Jesús, que había oído, respondió: «No son los sanos los que tienen necesidad del médico, sino los enfermos. Vayan y aprendan qué significa: "Yo quiero misericordia y no sacrificios". Porque no he venido a llamar a justos, sino a pecadores».
Queridos hermanos:
El comportamiento de Jesús que nosotros solemos contemplar como admirable y edificante no pudo resultarlo para muchos de sus contemporáneos. En aquella sociedad, no ya muy religiosa sino totalmente religiosa, el hombre de Dios debía ajustar su vida a una serie de convencionalismos indiscutidos. Y aquí viene el desconcierto causado por Jesús. Él, que no cesa de pregonar la voluntad del Padre e invitar a vivir de acuerdo con ella, a veces parece alejarse, escandalosamente, de ella.
En aquel ambiente socio-religioso se establecía una separación nítida entre justos y pecadores, puros e impuros, con unos claros patrones para asignar su puesto a cada uno. Los “publicanos” o recaudadores de impuestos pertenecían inconfundiblemente al sector de “los malos”, y no sin motivo. Su oficio los exponía a la tentación constante de trampear, cobrando más de lo legalmente establecido y quedándose con una parte de lo recaudado. Eran además traidores a la patria, pues estaban al servicio del poder romano de ocupación. Y el contacto con los representantes de dicho poder, paganos, los hacía incurrir en “impureza”.
En la escena evangélica de hoy, el escándalo producido por Jesús es mayúsculo: no es un hombre “prudentemente” amplio, que tolera que algún publicano se le acerque; es él mismo quien llama a Mateo a su seguimiento y quien, para exasperación de todos los “observantes”, parece complacerse en que “publicanos y pecadores” se sienten a la mesa con él. La coplilla se la gano a pulso: “comilón y borracho, amigo de publicanos y pecadores” (Mt 11,19).

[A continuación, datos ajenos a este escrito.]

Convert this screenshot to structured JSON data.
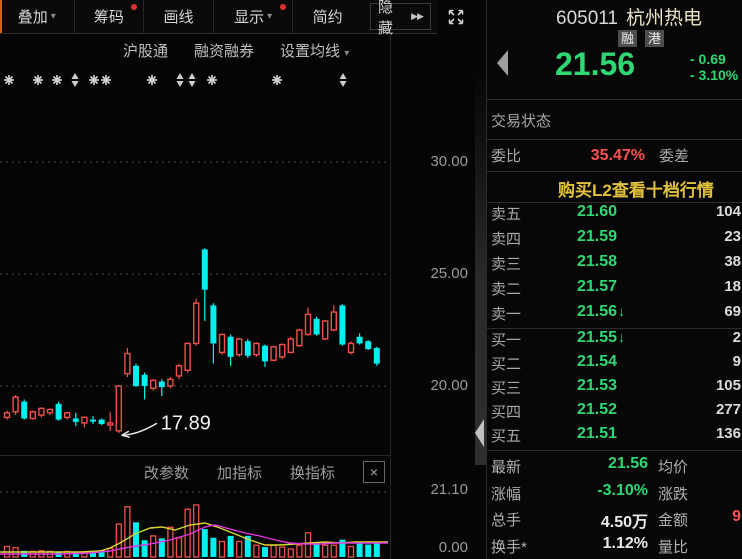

Ayer veíamos a la multitud admirada de la “autoridad” de Jesús, que perdonaba pecados. Hoy esa autoridad se torna libertad que descoloca. Ya no se sabe dónde está lo santo y dónde lo apestado. El Jesús que tiene halo inconfundible de profeta, de hombre de Dios, opta por los pecadores, por los que todos entendían como “desagradables” a Dios. Su inmenso manto de misericordia arropa a “los otros”, a quienes correspondía “estar fuera”. Indudablemente el proceso religioso contra Jesús no se originó de la noche a la mañana. La desorientación causada por su proceder queda bien de manifiesto en la conocida pregunta-admiración de los guías religiosos de Israel: “¿hasta cuándo nos vas a tener en vilo” (Jn 10,24).
Y Jesús sigue descolocando hoy a su Iglesia, a cada uno de nosotros, que desde niños fuimos enseñados a huir de las “malas compañías”. Muchos cristianos, por diversos motivos, a veces bien razonables, se están quedando fuera. Los ensayos de pastoral de alejados, de atención a excluidos de los sacramentos, o a excomulgados, no acaban de adquirir carta de plena ciudadanía. Si nos fijamos en Jesús algo queda claro: en caso de equivocarnos, es preferible que se deba a exceso de misericordia.